A Julia-Inspired Pairing

About a year ago, I enjoyed reading Julia Child's memoir My Life in France. One striking part describes her first meal in France, which is retold here in The Times. The simple but passionately conceived preparations, along with a good bottle of Pouilly-Fume, started to set Julia on her path. Since reading this, making sole meuniere has been on my cooking to do list.

Dover sole was on sale the other day, so it seemed like good time to give it a try. I liked the sound of this Food Network version, so followed this recipe. I hadn't cooked sole before, and was struck by how delicate it is. A bit tricky to keep it from falling apart! Two of the four fillets came out looking pretty nice, the other two broke into several pieces. The fish had a subtle flavor--at first I put a bit too much sauce on mine and it overwhelmed the fish. Once I corrected that, though, it had a nice taste.

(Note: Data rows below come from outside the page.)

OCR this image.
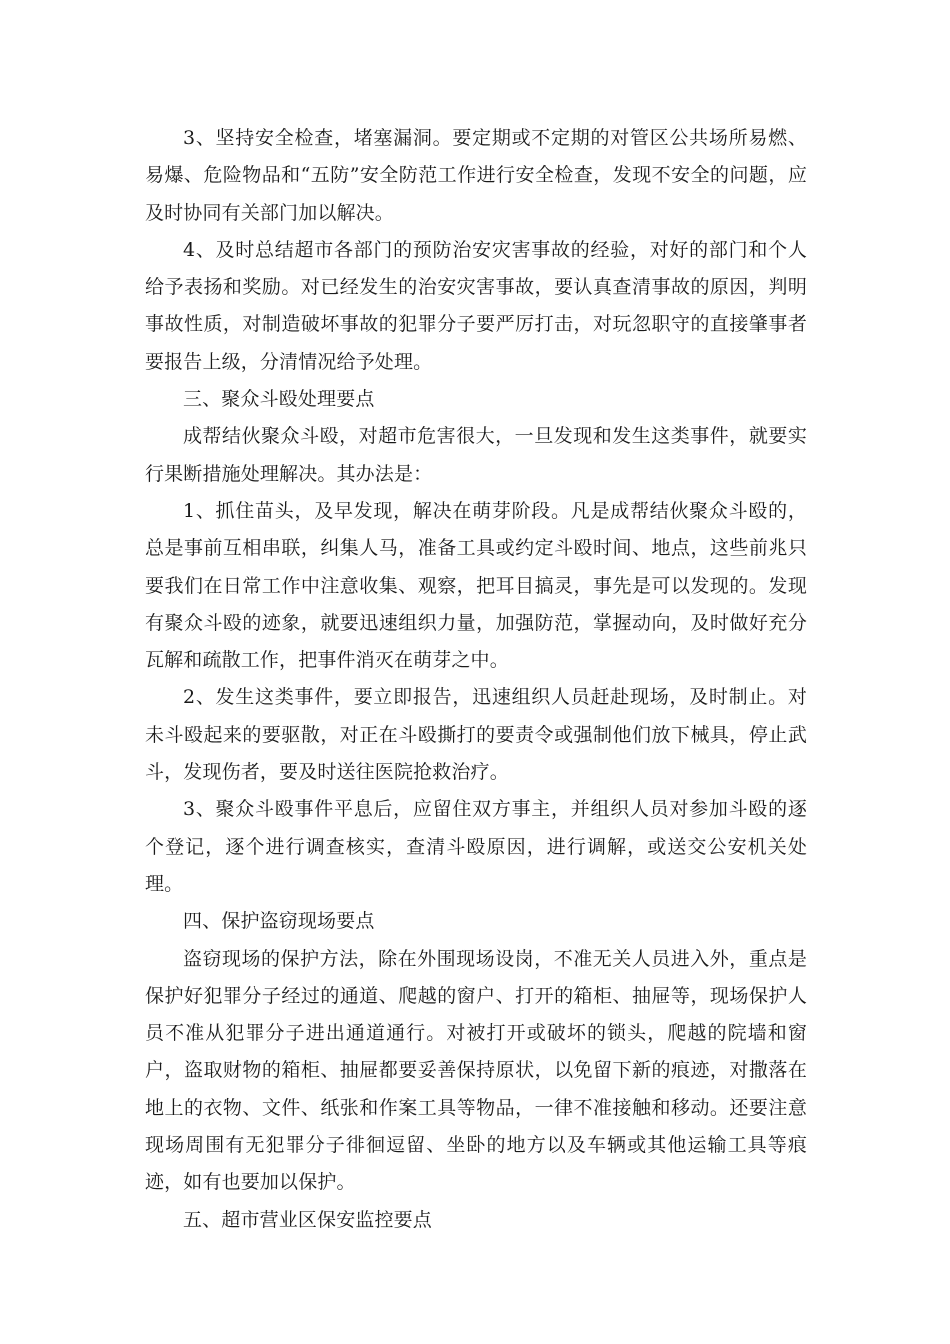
3、坚持安全检查，堵塞漏洞。要定期或不定期的对管区公共场所易燃、易爆、危险物品和“五防”安全防范工作进行安全检查，发现不安全的问题，应及时协同有关部门加以解决。

4、及时总结超市各部门的预防治安灾害事故的经验，对好的部门和个人给予表扬和奖励。对已经发生的治安灾害事故，要认真查清事故的原因，判明事故性质，对制造破坏事故的犯罪分子要严厉打击，对玩忽职守的直接肇事者要报告上级，分清情况给予处理。

三、聚众斗殴处理要点

成帮结伙聚众斗殴，对超市危害很大，一旦发现和发生这类事件，就要实行果断措施处理解决。其办法是：

1、抓住苗头，及早发现，解决在萌芽阶段。凡是成帮结伙聚众斗殴的，总是事前互相串联，纠集人马，准备工具或约定斗殴时间、地点，这些前兆只要我们在日常工作中注意收集、观察，把耳目搞灵，事先是可以发现的。发现有聚众斗殴的迹象，就要迅速组织力量，加强防范，掌握动向，及时做好充分瓦解和疏散工作，把事件消灭在萌芽之中。

2、发生这类事件，要立即报告，迅速组织人员赶赴现场，及时制止。对未斗殴起来的要驱散，对正在斗殴撕打的要责令或强制他们放下械具，停止武斗，发现伤者，要及时送往医院抢救治疗。

3、聚众斗殴事件平息后，应留住双方事主，并组织人员对参加斗殴的逐个登记，逐个进行调查核实，查清斗殴原因，进行调解，或送交公安机关处理。

四、保护盗窃现场要点

盗窃现场的保护方法，除在外围现场设岗，不准无关人员进入外，重点是保护好犯罪分子经过的通道、爬越的窗户、打开的箱柜、抽屉等，现场保护人员不准从犯罪分子进出通道通行。对被打开或破坏的锁头，爬越的院墙和窗户，盗取财物的箱柜、抽屉都要妥善保持原状，以免留下新的痕迹，对撒落在地上的衣物、文件、纸张和作案工具等物品，一律不准接触和移动。还要注意现场周围有无犯罪分子徘徊逗留、坐卧的地方以及车辆或其他运输工具等痕迹，如有也要加以保护。

五、超市营业区保安监控要点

This French style dish seemed like a great excuse to open up the bottle of white Burgundy I'd picked up a few weeks ago. The 2009 Verget Terres de Pierres Bourgogne can be had for mid-$20s, which is pretty good for white Burgundy. From the Macon region, this one has a steely-crispness and smooth finish. It was a very good match for the fish--I'd encourage you to try the combination or simply get yourself a bottle of the wine and find your own pairing! I think Julia would like this combo, though to be truly inspired by here I need to make the dish a dozen more times and really get it right!

Monday, May 16, 2011

Penne with Garlicky Chicken & Broccoli

Don't get me wrong, I enjoy the chicken, broccoli and ziti dish served at traditional Italian restaurants. But I've been told that the secret to the traditional version's taste is LOTS of butter; so here's how I lightened up this classic without losing flavor.

5 cloves garlic, minced
bunch broccoli, chopped
1/2 red bell pepper, chopped
3 tbsp olive oil
1/4 cup white wine
1 lb penne
2 boneless chicken breast fillets (12-16 ozs), cut crosswise in 1/2 inch strips
1 tbsp fresh oregano
1 tsp dried basil
6 green olives, pitted & chopped
1/2 cup parmesan cheese (I mixed in some feta because I had some on hand)
salt and pepper to taste

Steam broccoli briefly, 2-3 minutes. Run under cold water and set aside. Put on a pot of water to boil for the pasta.

Heat 1 tbsp olive oil in large skillet on medium high heat. Add chicken and cook until outside is white, starting to brown. Stir in the the garlic, red bell pepper and another tbsp olive oil. Lower heat to medium. Cook for a minute or so, then stir in the broccoli, oregano and basil. Stir in the white wine, cover and reduce heat to simmer on medium low. Stir occasionally and simmer for about 15 minutes, until the chicken is cooked through.

Meanwhile, cook the penne according to package directions, starting it around the time you add the garlic and pepper to the pan. When it is ready, drain and toss with the chicken and broccoli mixture, olives, cheese and 1 more tbsp olive oil. Serve and enjoy!

Wine pairing: You could make a case for a medium bodied white--perhaps a Soave or for instance, or maybe a lightly oaked Chardonnay. But I went with a Melini Chianti--a great value at $10, and worked pretty well with the dish. Can't go too wrong with Chianti and a pasta meal!